Younger consumers are spending more on private hospital insurance but getting less value for their money. The industry faces a demographic death spiral as costs for older people rise and younger people leave.
Insurers’ incentives to keep members healthy, bargain hard with hospitals, and treat all patients efficiently are strangled by red tape and by excessive regulation. They must charge everyone the same premium – no matter what their age – under the ‘community rating’ principle. And if an insurer innovates to keep costs down, it loses much of the benefit through a process called risk equalisation.
Red tape has created an administrative nightmare that discourages the industry from innovating to reduce costs. Over-regulation has created a complacent industry that is over-reliant on direct or indirect taxpayer subsidies.
The Commonwealth spends around $5 billion each year subsidising private hospital insurance and another $1 billion on ‘general’ or ‘extras’ insurance. This is questionable value for money.
Subsidising private health care might be worth it if it takes the pressure off the public system, but too much of the subsidy goes to people who would have paid for insurance anyway, and pays for private care that complements—rather than replaces—public care.
The report lays out a transition to make private hospital care better value for both consumers and taxpayers, and viable for the long term.
Premiums should be partially deregulated for people aged less than 55, so that what a person pays more closely reflects the benefits that someone of their age can expect to receive from hospital insurance.
The private hospital insurance rebate should be redirected towards older patients.

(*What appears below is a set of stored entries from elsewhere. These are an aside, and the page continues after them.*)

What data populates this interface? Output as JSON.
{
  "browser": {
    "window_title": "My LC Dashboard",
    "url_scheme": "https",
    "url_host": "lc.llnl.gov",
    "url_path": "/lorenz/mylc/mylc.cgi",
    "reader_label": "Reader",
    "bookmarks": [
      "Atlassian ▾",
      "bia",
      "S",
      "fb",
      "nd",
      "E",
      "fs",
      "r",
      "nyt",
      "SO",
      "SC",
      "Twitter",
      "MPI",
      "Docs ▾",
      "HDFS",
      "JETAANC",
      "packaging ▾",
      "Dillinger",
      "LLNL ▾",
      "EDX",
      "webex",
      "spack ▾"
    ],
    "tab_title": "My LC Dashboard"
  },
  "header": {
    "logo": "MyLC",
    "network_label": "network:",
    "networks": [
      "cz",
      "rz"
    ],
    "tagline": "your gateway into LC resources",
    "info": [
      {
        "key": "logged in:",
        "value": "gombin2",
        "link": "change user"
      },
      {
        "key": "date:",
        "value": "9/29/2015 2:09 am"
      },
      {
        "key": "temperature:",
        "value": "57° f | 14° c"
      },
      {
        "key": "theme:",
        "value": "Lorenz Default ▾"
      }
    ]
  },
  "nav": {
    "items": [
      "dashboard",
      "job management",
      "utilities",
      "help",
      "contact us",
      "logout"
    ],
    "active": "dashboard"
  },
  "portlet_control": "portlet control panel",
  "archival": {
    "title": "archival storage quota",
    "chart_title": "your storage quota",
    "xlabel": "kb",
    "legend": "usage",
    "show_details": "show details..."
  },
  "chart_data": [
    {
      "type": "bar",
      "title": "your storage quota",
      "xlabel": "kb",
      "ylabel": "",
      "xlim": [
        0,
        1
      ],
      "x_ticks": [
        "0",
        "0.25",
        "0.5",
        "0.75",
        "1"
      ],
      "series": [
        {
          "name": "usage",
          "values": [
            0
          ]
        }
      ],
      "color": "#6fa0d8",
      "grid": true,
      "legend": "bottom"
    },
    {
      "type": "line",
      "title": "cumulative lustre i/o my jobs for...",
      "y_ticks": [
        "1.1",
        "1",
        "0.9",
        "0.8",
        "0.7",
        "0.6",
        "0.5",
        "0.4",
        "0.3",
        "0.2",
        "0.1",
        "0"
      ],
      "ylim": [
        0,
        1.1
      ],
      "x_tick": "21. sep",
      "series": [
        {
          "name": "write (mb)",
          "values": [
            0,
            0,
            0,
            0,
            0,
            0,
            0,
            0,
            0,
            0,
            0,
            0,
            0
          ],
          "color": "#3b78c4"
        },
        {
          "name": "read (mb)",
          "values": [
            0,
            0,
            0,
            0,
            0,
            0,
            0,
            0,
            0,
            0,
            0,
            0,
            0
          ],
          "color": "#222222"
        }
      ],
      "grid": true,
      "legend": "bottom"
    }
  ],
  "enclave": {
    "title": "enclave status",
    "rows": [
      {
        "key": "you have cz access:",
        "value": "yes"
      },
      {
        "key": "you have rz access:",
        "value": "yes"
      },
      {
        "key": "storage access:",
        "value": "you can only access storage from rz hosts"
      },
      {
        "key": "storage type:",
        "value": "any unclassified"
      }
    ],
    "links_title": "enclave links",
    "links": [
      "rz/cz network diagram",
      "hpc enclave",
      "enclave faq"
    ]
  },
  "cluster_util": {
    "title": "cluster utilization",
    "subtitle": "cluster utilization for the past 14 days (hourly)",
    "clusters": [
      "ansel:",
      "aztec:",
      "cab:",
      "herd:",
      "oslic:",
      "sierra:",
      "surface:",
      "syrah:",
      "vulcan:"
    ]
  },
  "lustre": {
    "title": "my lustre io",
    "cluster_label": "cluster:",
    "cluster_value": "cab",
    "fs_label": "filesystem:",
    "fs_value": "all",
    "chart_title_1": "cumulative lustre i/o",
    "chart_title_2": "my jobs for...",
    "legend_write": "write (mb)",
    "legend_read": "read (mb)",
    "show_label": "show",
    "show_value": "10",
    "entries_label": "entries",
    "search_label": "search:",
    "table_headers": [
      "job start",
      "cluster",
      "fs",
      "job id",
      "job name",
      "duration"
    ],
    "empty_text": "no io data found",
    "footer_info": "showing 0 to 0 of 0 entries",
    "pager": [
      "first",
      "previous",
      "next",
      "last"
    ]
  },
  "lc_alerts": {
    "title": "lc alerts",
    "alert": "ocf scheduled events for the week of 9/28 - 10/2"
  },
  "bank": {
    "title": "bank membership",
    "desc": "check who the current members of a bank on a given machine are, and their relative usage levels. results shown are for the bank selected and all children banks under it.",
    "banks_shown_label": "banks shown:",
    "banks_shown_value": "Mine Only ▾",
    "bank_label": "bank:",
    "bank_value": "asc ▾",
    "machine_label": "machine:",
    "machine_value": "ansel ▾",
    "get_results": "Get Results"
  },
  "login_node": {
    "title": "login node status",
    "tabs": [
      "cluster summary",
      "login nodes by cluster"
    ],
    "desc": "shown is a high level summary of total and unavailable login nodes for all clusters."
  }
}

Overall the net premiums paid by older people would rise a little, and younger people would pay less.
Net premiums paid by older people wouldn’t rise at all if governments implemented reforms previously recommended to make private healthcare more efficient.
The remedy for a complex ineffective system of carrots and sticks is not even more regulation, but less. A range of private health insurance regulations should be phased out or reduced, such as subsidies for extras insurance, Lifetime Health Cover, the Medicare Levy Surcharge and risk equalisation.
Unlike self-interested ‘zombie’ reforms that are sometimes floated in the media, these are practical proposals that will help make the private insurance industry more sustainable and will ultimately benefit all members.